Lorsqu’on a débuté la rédaction de ce sommaire, il y a presque 2 ans, la pandémie de Covid 19 n’existait pas mais on s’interrogeait déjà sur les conséquences que pourraient avoir une grande crise sanitaire sur l’agriculture et l’alimentation… on a eu malheureusement le nez un peu creux. La dimension sanitaire est importante, c’est une catastrophe humaine avec aujourd’hui plus de 2 millions de morts. Mais l’impact social, économique et politique est aussi extrêmement fort. Et c’est sur ces 3 dimensions essentielles que nous revenons dans l’ouvrage.

C’est-à-dire ?

Aujourd’hui en mesure sociale, économique et politique on peut distinguer ce qui est essentiel, de ce qui est superflu. La crise révèle un continuum à la fois géopolitique et géostratégique important. On le voit à travers les relations entre la Chine et les États-Unis ou les dégâts climatiques. Nous sommes à un moment qui accélère les transitions autour des questions de souveraineté, de repli sur soi et l’alimentation est au cœur de ces questions.

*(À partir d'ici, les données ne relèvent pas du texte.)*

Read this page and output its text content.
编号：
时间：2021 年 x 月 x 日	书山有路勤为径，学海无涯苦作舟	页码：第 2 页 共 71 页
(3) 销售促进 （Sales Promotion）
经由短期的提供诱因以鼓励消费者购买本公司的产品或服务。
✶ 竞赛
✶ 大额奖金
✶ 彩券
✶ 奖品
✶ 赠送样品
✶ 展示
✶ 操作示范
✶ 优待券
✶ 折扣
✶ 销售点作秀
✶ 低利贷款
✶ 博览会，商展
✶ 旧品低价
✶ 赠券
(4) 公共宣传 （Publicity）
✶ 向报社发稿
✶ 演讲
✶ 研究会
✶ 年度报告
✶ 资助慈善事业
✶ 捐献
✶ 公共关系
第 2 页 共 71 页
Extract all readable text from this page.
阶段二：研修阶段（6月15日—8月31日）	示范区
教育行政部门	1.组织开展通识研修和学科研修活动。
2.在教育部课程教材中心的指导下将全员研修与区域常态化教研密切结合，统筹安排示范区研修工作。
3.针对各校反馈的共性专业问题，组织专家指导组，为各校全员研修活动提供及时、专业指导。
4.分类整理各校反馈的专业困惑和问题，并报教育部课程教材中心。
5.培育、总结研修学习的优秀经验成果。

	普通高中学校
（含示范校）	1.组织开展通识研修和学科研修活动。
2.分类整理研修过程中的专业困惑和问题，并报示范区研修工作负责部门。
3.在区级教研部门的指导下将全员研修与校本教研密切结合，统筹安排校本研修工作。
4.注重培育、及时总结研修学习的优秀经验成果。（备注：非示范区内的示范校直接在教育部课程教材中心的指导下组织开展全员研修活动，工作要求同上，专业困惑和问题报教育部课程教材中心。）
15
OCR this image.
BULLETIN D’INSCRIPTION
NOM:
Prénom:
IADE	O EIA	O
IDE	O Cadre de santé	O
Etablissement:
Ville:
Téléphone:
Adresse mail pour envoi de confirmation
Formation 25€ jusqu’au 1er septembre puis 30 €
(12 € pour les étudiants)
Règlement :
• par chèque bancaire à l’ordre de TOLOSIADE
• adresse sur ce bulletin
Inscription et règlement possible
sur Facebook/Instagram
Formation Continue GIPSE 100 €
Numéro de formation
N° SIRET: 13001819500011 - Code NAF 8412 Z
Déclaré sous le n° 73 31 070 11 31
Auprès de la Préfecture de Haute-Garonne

«La pandémie et tout ce qui se passe avec les étudiants en France prouve qu’on peut très vite tomber dans une forme de précarité alimentaire et c’est ça qu’on essaie de montrer (…) Les institutions internationales insistent alors sur un réel danger de voir l’impact économique de la pandémie faire plus de victimes que le virus lui-même»

Avant d’arriver à ces questions géostratégiques, vous rappelez la hausse notable de la pauvreté en France et dans le monde. Les chiffres sont alarmants *.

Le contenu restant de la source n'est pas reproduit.